Will businesses that collect preference data start to impact who we become as individuals? Five years from now almost every single thing we are exposed to will be personalised. Is this good or bad? Will this begin to steer our preference as opposed to simply leveraging it?
This is no scare tactic. That is definitely not my intent with this post. I just find it fascinating to think about! How will this targeted communication impact how we as individuals become who we become?
To articulate what I mean, here’s a few examples of who knows juicy stuff about us…
Google and our internet browser knows us
Many of us now have Google accounts, or at least a Google cookie sitting in our cache, collecting information on our search habits under the guise of ‘using these learning’s to deliver more relevant content’. At work, at home, on our mobile. Many of us use Gmail, have connected analytics accounts, have started storing docs online, store our contacts in the cloud and may even have a Google+ account. Have you ever considered that Google even knows what adult content you’re into? That’s the same Google that knows where you work.
Facebook knows us
Our friends, our friends friends, our likes and their likes and employers, overseas trips, the school we went to and all of our check-ins and various other website sign-ins since the day we initiated a profile.
Email knows us
Our email accounts are full of organisations that know us. There are few non-segmented emails that hit our accounts these days. We’ve been categorised and generalised and targeted accordingly. This might be based on actual transaction data online or instore – or it might just be what we’ve clicked within previous emails.
eBay & Paypal know us
What you’ve bought, what you’ve sold, what you’ve searched, what you’ve watched, even who you bank with.
Even our supermarkets know us
What we buy, when we buy, if we have kids, if we’re organic lovers, vegetarian, free-range supporting or meat loving. Where we live, our phone, email and mailing address.
And soon…
Our internet connected TV’s will know what we watch and what we record and what ads we flip away from. Our digital car radios might even know what station we listen to a when… which is an insight into how far we travel each day and where. If we start paying for stuff with our mobile phones someone’s going to know where we shop, when, how much we spend, where we travel, when, why…
Now here’s my point.
What do these organisations do with all this knowledge about what we like? They collect it because it’s worth something to them. It enables them to be more efficient not just in marketing (finding, acquiring, retaining and growing customers), but in almost every business function from finance to merchandise, store operations and even building maintenance.

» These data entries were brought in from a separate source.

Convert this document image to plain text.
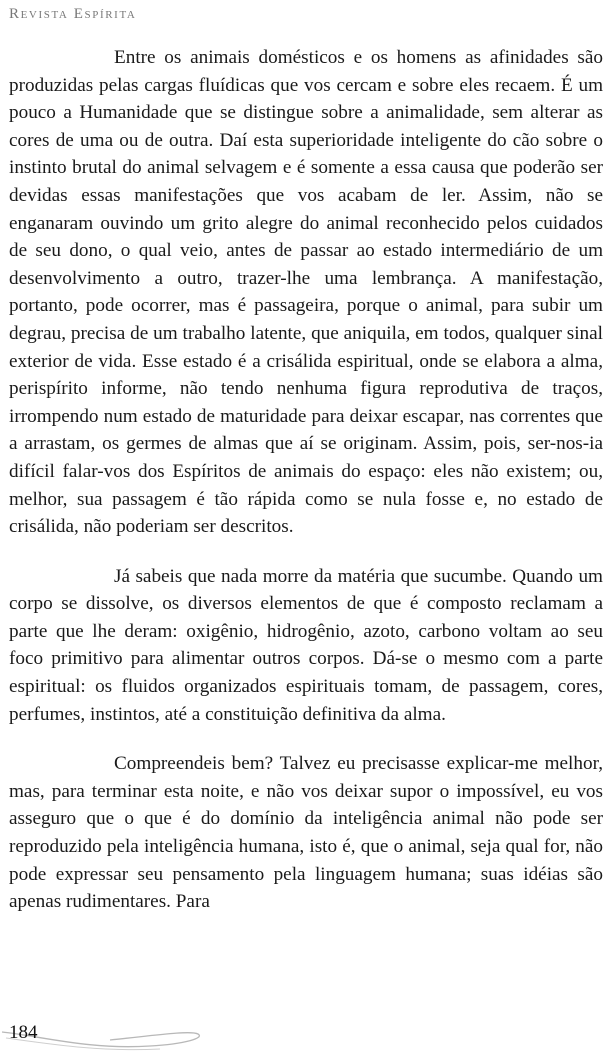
Revista Espírita

Entre os animais domésticos e os homens as afinidades são produzidas pelas cargas fluídicas que vos cercam e sobre eles recaem. É um pouco a Humanidade que se distingue sobre a animalidade, sem alterar as cores de uma ou de outra. Daí esta superioridade inteligente do cão sobre o instinto brutal do animal selvagem e é somente a essa causa que poderão ser devidas essas manifestações que vos acabam de ler. Assim, não se enganaram ouvindo um grito alegre do animal reconhecido pelos cuidados de seu dono, o qual veio, antes de passar ao estado intermediário de um desenvolvimento a outro, trazer-lhe uma lembrança. A manifestação, portanto, pode ocorrer, mas é passageira, porque o animal, para subir um degrau, precisa de um trabalho latente, que aniquila, em todos, qualquer sinal exterior de vida. Esse estado é a crisálida espiritual, onde se elabora a alma, perispírito informe, não tendo nenhuma figura reprodutiva de traços, irrompendo num estado de maturidade para deixar escapar, nas correntes que a arrastam, os germes de almas que aí se originam. Assim, pois, ser-nos-ia difícil falar-vos dos Espíritos de animais do espaço: eles não existem; ou, melhor, sua passagem é tão rápida como se nula fosse e, no estado de crisálida, não poderiam ser descritos.

Já sabeis que nada morre da matéria que sucumbe. Quando um corpo se dissolve, os diversos elementos de que é composto reclamam a parte que lhe deram: oxigênio, hidrogênio, azoto, carbono voltam ao seu foco primitivo para alimentar outros corpos. Dá-se o mesmo com a parte espiritual: os fluidos organizados espirituais tomam, de passagem, cores, perfumes, instintos, até a constituição definitiva da alma.

Compreendeis bem? Talvez eu precisasse explicar-me melhor, mas, para terminar esta noite, e não vos deixar supor o impossível, eu vos asseguro que o que é do domínio da inteligência animal não pode ser reproduzido pela inteligência humana, isto é, que o animal, seja qual for, não pode expressar seu pensamento pela linguagem humana; suas idéias são apenas rudimentares. Para

184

If everything we are presented is served to us because of what we’ve done in the past – from search results to emails, banners, eBay items, books, news content, holiday destinations and meal recommendations just to name a few – is this good or bad. If we’re only seeing stuff that analytics programs want us to see our minds are limited to only those choices and we’re never going to be exposed to the broader set of options.

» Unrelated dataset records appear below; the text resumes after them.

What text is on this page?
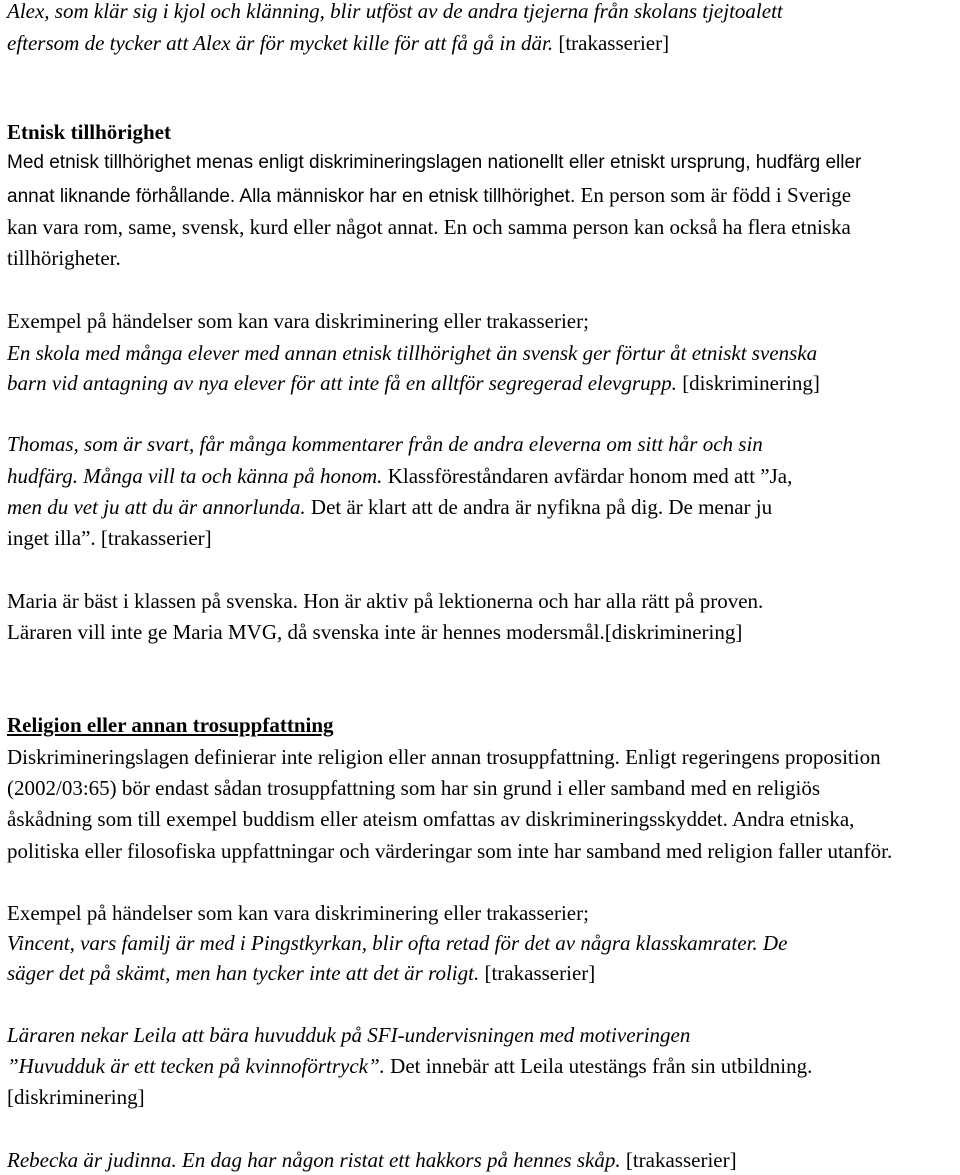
Alex, som klär sig i kjol och klänning, blir utföst av de andra tjejerna från skolans tjejtoalett
eftersom de tycker att Alex är för mycket kille för att få gå in där. [trakasserier]
Etnisk tillhörighet
Med etnisk tillhörighet menas enligt diskrimineringslagen nationellt eller etniskt ursprung, hudfärg eller
annat liknande förhållande. Alla människor har en etnisk tillhörighet. En person som är född i Sverige
kan vara rom, same, svensk, kurd eller något annat. En och samma person kan också ha flera etniska
tillhörigheter.
Exempel på händelser som kan vara diskriminering eller trakasserier;
En skola med många elever med annan etnisk tillhörighet än svensk ger förtur åt etniskt svenska
barn vid antagning av nya elever för att inte få en alltför segregerad elevgrupp. [diskriminering]
Thomas, som är svart, får många kommentarer från de andra eleverna om sitt hår och sin
hudfärg. Många vill ta och känna på honom. Klassföreståndaren avfärdar honom med att ”Ja,
men du vet ju att du är annorlunda. Det är klart att de andra är nyfikna på dig. De menar ju
inget illa”. [trakasserier]
Maria är bäst i klassen på svenska. Hon är aktiv på lektionerna och har alla rätt på proven.
Läraren vill inte ge Maria MVG, då svenska inte är hennes modersmål.[diskriminering]
Religion eller annan trosuppfattning
Diskrimineringslagen definierar inte religion eller annan trosuppfattning. Enligt regeringens proposition
(2002/03:65) bör endast sådan trosuppfattning som har sin grund i eller samband med en religiös
åskådning som till exempel buddism eller ateism omfattas av diskrimineringsskyddet. Andra etniska,
politiska eller filosofiska uppfattningar och värderingar som inte har samband med religion faller utanför.
Exempel på händelser som kan vara diskriminering eller trakasserier;
Vincent, vars familj är med i Pingstkyrkan, blir ofta retad för det av några klasskamrater. De
säger det på skämt, men han tycker inte att det är roligt. [trakasserier]
Läraren nekar Leila att bära huvudduk på SFI-undervisningen med motiveringen
”Huvudduk är ett tecken på kvinnoförtryck”. Det innebär att Leila utestängs från sin utbildning.
[diskriminering]
Rebecka är judinna. En dag har någon ristat ett hakkors på hennes skåp. [trakasserier]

Will this not start to dictate our preferences rather than simply leverage an existing preference?
It’s unlikely many of these data sets will ever be matched up because they are the property of the individual businesses and thankfully privacy legislation helps keep our information within those four walls. You can imagine though how powerful this data would become if you started to join up all the dots. These bite sized pieces the puzzle would start to form holistic pictures of who you are in every aspect of life.
More relevant communications are great. I’m served the content that I am more likely to like – no probs.
When though, does all this preferential communication start to heavily steer our preferences rather than just leverage them?